In his letter to his fellow bishops, Smith pointed out that the church’s doctrine of marriage remained unchanged, and that no bishop of the church had “departed from the doctrine of our church.”

“Despite the forecasts, there has not been a flood of same-sex blessings following the Appellate Tribunal opinion. Not a flood, not a trickle. Not a drip,” he added.

“In other words, faithful, orthodox Anglicans can continue with confidence as members of the Anglican Church of Australia. To suggest or insinuate otherwise is not to speak the truth.”

Conservatives in the Australian church, though, point out that the Diocese of Gippsland, at its June 2021 synod revised its version of “Faithfulness in Service,” the document that outlines standards for clergy conduct, to eliminate bars to ministry for clergy in sexual relationships outside marriage, a move similar to action taken by the Diocese of Newcastle in October 2019, which was also upheld by the Appellate Tribunal.
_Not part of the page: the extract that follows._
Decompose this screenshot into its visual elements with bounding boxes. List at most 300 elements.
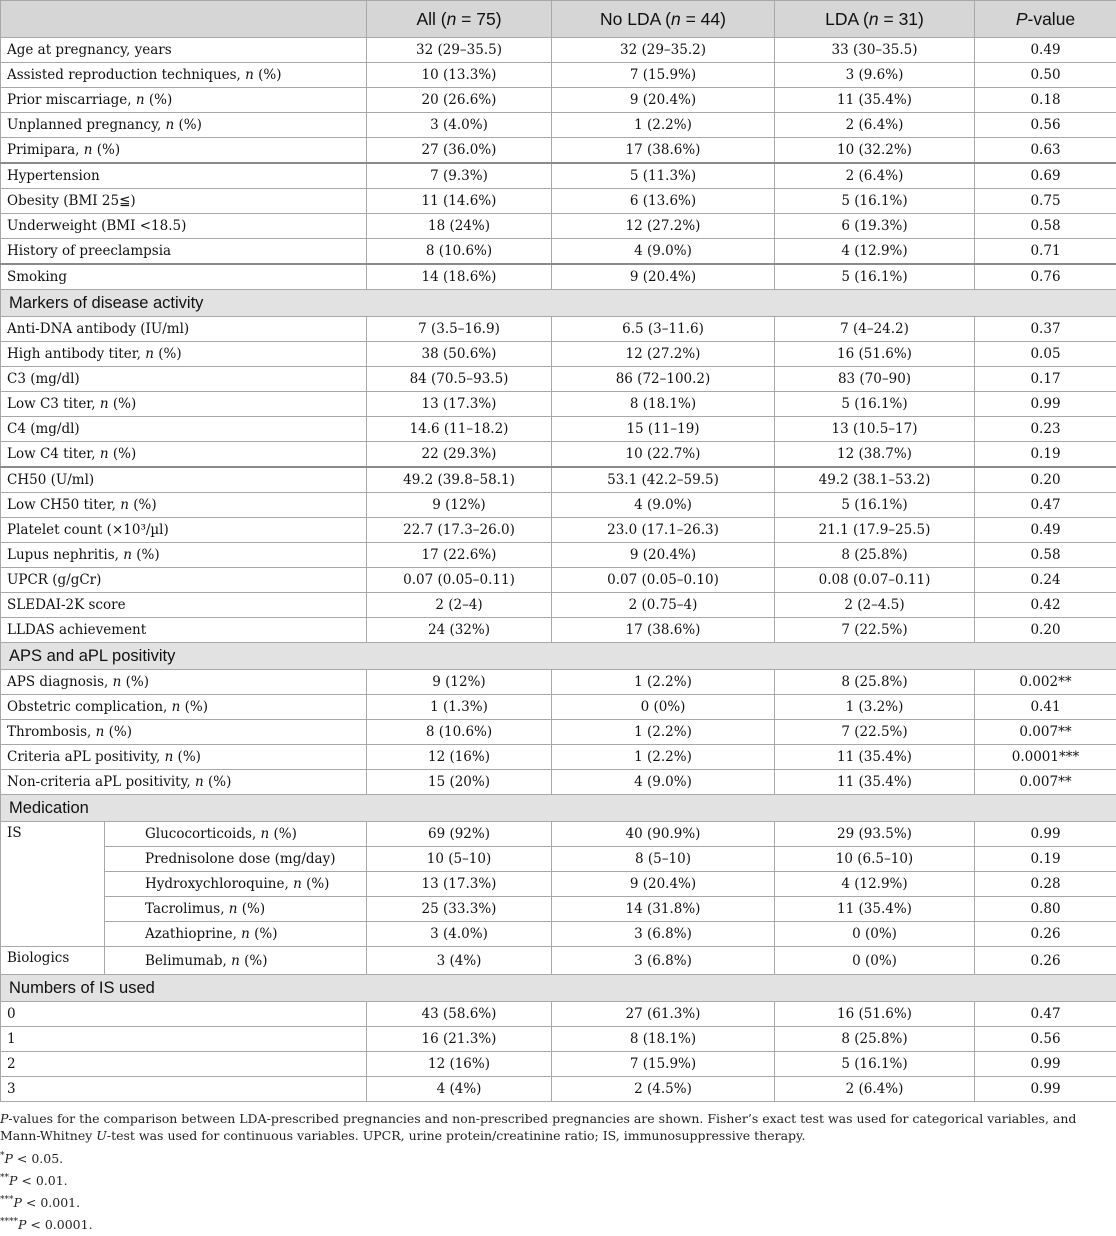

Closer to home, in October 2020, Smith refused to license the Rev. Sorel Coward, a transgender woman who is married to another woman, to officiate in his Diocese of Adelaide. Coincidentally, Archbishop Smith had preached at Coward’s ordination to the priesthood 25 years earlier when she was living as a man named Simon and married to the same wife.

Responding to Coward’s online criticism of his pastoral insensitivity, Smith sent her a letter, since released online. In it, he followed his own counsel of postponing judgment on the matter.

“The General Synod is due to meet next year and is very likely to have before it motions concerning same-sex marriage generally including the licensing of clergy,” he wrote.

“I understand that it was not your intention to be in a same-sex marriage and that the situation has come about due to your transition. My understanding is that the Church is still in the process of decision making concerning same-sex marriage however that marriage situation has come about. In my view, granting you a [permission to officiate] at this time would be to get ahead of where the Church currently is on these matters, and for that reason would not be appropriate for me to do.

“If the Church’s position on same-sex marriage changes or is further clarified and it becomes appropriate for me to reconsider your request, I will certainly do that.”

In May, however, Coward was licensed by the Rt. Rev. John Stead of Willochra, in Smith’s own province, and is now serving as a parish priest in Gladstone. The archbishop has not commented publicly on the matter.

Condie outlined detailed plans for the GAFCON diocese in formation at the July 19 GAFCON Australia meeting, noting that it would be initially formed as a company led by a board of directors, and that former Anglican Church of Australia churches could join through an affiliation agreement. At a later point, the churches would become a diocese, and establish a synod to elect a bishop.

The diocese would then petition for recognition and endorsement by the GAFCON primates, the process used to form similar dioceses in the US, Canada, Brazil, and New Zealand.